Setelah melepas lelah aku melanjutkan perjalananku. Akhirnya aku tiba di sebuah pemukiman kumuh. Ada kekuatan yang menuntunku ke sana. Saat itu sedang terjadi keributan. Aku menerobos kerumunan orang untuk melihat apa yang terjadi. Aku tersentak saat melihat dua orang yang tak berdaya di tengah kerumunan tersebut. Mereka adalah kedua orang tuaku. Aku tidak mungkin melupakan wajah-wajah yang selalu menyayangiku sejak kecil. Mereka sedang diintimidasi empat orang preman. Tanpa pikir panjang lagi aku langsung melindungi keduanya yang sudah semakin tua. Keempat preman itu bergerak mengelilingiku. Mereka membentak dan melemparkan kata-kata purba (kata-kata yang tidak pantas diucapkan oleh manusia modern, red) kepadaku. Akhirnya perkelahian pun tak terhindarkan. Dulu aku adalah pengecut nomor satu di dunia namun kehidupan di dalam sel telah mengajarkan apa arti dari berjuang untuk hidup. Aku bisa mengatasi mereka.merasa terdesak, salah seorang preman mengeluarkan pisau lipatnya dan menyarangkannya ke dalam perutku yang saat itu sedang melakukan konser sumbang (kelaparan, red).

Tiba-tiba terdengar suara tembakan. Polisi telah datang namun aku telah terkapar. Mereka mengejar empat orang preman itu. Kedua orang tuaku mendekat kearahku.

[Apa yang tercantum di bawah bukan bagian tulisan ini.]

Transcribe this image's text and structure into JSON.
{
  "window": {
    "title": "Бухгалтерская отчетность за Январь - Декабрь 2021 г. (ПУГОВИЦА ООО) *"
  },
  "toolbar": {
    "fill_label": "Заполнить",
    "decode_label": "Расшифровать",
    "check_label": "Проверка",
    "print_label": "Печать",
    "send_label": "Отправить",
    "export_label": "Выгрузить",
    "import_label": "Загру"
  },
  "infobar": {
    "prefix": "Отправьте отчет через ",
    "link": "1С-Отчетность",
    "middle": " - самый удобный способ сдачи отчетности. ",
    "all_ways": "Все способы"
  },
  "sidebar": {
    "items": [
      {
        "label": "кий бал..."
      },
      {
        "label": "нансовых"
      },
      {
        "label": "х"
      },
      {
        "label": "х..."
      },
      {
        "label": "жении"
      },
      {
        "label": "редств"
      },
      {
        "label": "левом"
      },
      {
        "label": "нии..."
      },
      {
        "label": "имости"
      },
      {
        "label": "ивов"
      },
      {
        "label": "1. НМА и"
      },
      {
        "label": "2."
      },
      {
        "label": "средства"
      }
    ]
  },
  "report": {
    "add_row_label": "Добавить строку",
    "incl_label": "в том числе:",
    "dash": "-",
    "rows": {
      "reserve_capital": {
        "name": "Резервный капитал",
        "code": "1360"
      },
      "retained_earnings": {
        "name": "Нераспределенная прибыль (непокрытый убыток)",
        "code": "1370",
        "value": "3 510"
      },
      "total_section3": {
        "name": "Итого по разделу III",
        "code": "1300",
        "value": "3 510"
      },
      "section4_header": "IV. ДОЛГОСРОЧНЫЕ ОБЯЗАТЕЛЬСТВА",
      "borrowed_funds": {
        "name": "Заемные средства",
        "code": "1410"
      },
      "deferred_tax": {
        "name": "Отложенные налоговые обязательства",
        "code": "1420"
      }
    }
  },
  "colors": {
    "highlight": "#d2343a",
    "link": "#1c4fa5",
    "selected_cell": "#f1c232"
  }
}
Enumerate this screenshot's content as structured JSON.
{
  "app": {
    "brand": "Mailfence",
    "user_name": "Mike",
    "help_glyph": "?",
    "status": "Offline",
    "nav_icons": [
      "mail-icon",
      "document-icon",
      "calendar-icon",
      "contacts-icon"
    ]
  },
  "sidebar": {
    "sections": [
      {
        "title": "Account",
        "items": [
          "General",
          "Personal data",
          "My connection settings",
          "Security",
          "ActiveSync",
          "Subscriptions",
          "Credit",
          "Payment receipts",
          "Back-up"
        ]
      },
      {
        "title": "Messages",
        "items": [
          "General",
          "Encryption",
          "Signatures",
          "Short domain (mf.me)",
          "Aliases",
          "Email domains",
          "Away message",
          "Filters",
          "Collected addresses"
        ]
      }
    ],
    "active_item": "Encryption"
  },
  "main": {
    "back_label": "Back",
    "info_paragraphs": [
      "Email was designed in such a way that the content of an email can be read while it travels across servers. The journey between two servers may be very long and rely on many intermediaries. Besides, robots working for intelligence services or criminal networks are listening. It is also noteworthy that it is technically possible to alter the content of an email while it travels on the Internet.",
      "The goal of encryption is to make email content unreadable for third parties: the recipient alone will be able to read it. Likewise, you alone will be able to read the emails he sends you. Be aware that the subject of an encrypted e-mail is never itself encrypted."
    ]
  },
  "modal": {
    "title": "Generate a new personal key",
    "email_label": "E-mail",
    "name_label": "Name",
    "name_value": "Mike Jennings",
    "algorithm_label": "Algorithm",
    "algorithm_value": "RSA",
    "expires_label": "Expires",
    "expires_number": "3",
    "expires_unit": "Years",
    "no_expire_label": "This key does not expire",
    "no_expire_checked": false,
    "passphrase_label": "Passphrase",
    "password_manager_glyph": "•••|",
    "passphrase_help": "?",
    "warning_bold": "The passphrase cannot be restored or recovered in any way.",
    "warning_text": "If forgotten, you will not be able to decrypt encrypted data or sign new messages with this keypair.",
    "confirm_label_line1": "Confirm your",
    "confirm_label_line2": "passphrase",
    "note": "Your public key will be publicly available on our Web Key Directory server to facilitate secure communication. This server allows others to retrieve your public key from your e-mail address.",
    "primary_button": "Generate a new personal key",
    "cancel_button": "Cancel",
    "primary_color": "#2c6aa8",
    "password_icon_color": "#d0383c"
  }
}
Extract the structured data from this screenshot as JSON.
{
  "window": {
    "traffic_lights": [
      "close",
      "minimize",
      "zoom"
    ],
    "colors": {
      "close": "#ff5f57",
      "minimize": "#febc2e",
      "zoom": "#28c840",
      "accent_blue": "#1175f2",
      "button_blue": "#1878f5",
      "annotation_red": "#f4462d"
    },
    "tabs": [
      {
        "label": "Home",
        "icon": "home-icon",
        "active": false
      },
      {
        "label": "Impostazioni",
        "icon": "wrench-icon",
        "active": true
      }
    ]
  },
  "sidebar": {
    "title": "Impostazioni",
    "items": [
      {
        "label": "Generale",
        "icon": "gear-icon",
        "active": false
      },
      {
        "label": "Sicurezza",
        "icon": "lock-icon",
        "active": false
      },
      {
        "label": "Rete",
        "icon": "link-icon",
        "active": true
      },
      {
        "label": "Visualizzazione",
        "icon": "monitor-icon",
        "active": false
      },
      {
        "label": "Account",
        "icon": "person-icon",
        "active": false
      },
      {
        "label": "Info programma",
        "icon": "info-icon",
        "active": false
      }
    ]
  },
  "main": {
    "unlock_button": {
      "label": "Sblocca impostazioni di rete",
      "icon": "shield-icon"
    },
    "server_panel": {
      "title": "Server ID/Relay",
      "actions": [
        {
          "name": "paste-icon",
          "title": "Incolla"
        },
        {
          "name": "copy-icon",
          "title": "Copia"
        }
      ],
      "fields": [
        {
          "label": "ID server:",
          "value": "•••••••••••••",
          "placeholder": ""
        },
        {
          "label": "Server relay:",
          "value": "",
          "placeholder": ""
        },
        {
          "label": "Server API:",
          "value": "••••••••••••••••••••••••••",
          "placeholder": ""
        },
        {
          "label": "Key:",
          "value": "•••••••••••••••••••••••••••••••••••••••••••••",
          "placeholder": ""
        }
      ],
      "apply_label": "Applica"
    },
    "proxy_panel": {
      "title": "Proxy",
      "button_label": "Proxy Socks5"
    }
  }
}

” Mengapa kau lakukan ini anak muda?” tanya pria tua itu.

” Karena aku adalah anak kalian,” jawabku.

Mereka tertegun. Aku meminta maaf pada mereka atas segala dosaku namun mereka tidak menjawabnya. Aku pasrah. Yang ingin kuucapkan sekarang adalah dua kalimat syahadat namun aku tak kuasa melakukannya. Saat itu muncullah teman SMAku yang bekerja di sebuah penerbitan. Dia meminta maaf karena tidak menjemputku. Dia juga mengabarkan bahwa cerita-cerita yang kutulis di dalam sel dan kukirimkan padanya akan diterbitkan menjadi sebuah buku. Aku bahagia mendengar kabar itu dan berpesan padanya untuk menjaga kedua orang tuaku. Akhirnya kedua orang tuaku memaafkanku dan aku bisa bertemu dengan khusnul khotimah atau dengan kata lain cerita ini happy ending (salah bung, ini tragedi, red).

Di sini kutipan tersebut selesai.